# Finding limits of line integral

1. May 22, 2009

### boneill3

1. The problem statement, all variables and given/known data

Integrate along the line segment from (0,0) to $(\pi,-1)$
The integral

$\int_{(0,1)}^{(\pi,-1)} [y sin(x) dx - (cos(x))]dy$

2. Relevant equations

3. The attempt at a solution

I have used the parameterization of $x=\pi t$ and $y= 1-2t$
To get the integral:
$\int_{(0,1)}^{(\pi,-1)} [1-2t sin(\pi t) -(cos(\pi t))]dt$

But now because it is an integral of variable t I need to change the limits .

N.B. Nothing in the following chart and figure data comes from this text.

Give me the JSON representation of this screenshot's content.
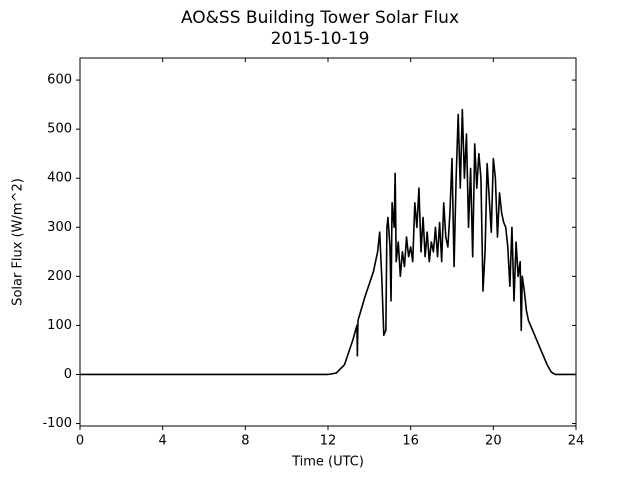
{
  "chart_data": {
    "type": "line",
    "title": "AO&SS Building Tower Solar Flux",
    "subtitle": "2015-10-19",
    "x_label": "Time (UTC)",
    "y_label": "Solar Flux (W/m^2)",
    "xlim": [
      0,
      24
    ],
    "xticks": [
      0,
      4,
      8,
      12,
      16,
      20,
      24
    ],
    "ylim": [
      -105,
      645
    ],
    "yticks": [
      -100,
      0,
      100,
      200,
      300,
      400,
      500,
      600
    ],
    "grid": false,
    "x": [
      0,
      12,
      12.4,
      12.8,
      13.2,
      13.4,
      13.42,
      13.45,
      13.8,
      14.2,
      14.4,
      14.5,
      14.6,
      14.7,
      14.8,
      14.85,
      14.9,
      15.0,
      15.05,
      15.1,
      15.2,
      15.25,
      15.3,
      15.4,
      15.5,
      15.6,
      15.7,
      15.8,
      15.9,
      16.0,
      16.1,
      16.2,
      16.3,
      16.4,
      16.5,
      16.6,
      16.7,
      16.8,
      16.9,
      17.0,
      17.1,
      17.2,
      17.3,
      17.4,
      17.5,
      17.6,
      17.7,
      17.8,
      17.9,
      18.0,
      18.1,
      18.2,
      18.3,
      18.4,
      18.5,
      18.6,
      18.7,
      18.8,
      18.9,
      19.0,
      19.1,
      19.2,
      19.3,
      19.4,
      19.5,
      19.6,
      19.7,
      19.8,
      19.9,
      20.0,
      20.1,
      20.2,
      20.3,
      20.4,
      20.5,
      20.6,
      20.7,
      20.8,
      20.9,
      21.0,
      21.1,
      21.2,
      21.3,
      21.35,
      21.4,
      21.5,
      21.6,
      21.7,
      21.8,
      22.0,
      22.2,
      22.4,
      22.6,
      22.8,
      23.0,
      24
    ],
    "series": [
      {
        "color": "#000000",
        "values": [
          0,
          0,
          3,
          20,
          70,
          100,
          38,
          110,
          160,
          210,
          250,
          290,
          200,
          80,
          90,
          300,
          320,
          260,
          150,
          350,
          300,
          410,
          230,
          270,
          200,
          250,
          220,
          280,
          240,
          260,
          230,
          350,
          300,
          380,
          250,
          320,
          240,
          290,
          230,
          270,
          250,
          300,
          240,
          310,
          230,
          350,
          280,
          260,
          330,
          440,
          220,
          400,
          530,
          380,
          540,
          400,
          490,
          300,
          420,
          240,
          470,
          380,
          450,
          400,
          170,
          250,
          430,
          360,
          290,
          440,
          400,
          280,
          370,
          330,
          310,
          300,
          260,
          180,
          300,
          150,
          270,
          200,
          230,
          90,
          200,
          170,
          130,
          110,
          100,
          80,
          60,
          40,
          20,
          5,
          0,
          0
        ]
      }
    ]
  }
}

I'm not sure if I just have to put the limits of t just from 0 to $\pi$

I suppose I'm having trouble with getting from the limit of 2 variables (x,y) to a limit of one variable t

Thanks

2. May 22, 2009

### Dick

If x=pi*t and y=1-2t, then if you put t=0 then x=0 and y=1, right? If you put t=1 then x=pi and y=(-1), also right? As you came up with that fine parametrization what's the problem with finding limits for t?

3. May 23, 2009

### boneill3

I will need to go back and study more about parametrization.

4. May 23, 2009

### boneill3

When calculating this line integral

$\int_{(0,1)}^{(\pi,-1)} [y sin(x) dx - (cos(x))]dy$

I'm using the formula
$\int_{a}^{b}[f(x(t),y(t))x'(t) + g(x(t),y(t))y'(t)]dt$

with parameterization

I have $x = \pi t$
$y = 1-2t$
so
$x' = \pi$
and
$y' = -2$

plugging into the integral I get

$\int_{(0)}^{(1)} [1-2y sin(\pi t) \pi - (cos(\pi t))-2]$
$= -1$

The question states that the integral is independant of path.

So if I integrate along the initial line segment $(0,1)$to $(0,\pi)$
I should be able to plug in the values f($(-1,\pi)$)-f($(0,1)$)
And it should equal my original integral vaue of -1.

However I get 0

Could someone please check what I've done I show me where I am going wrong ?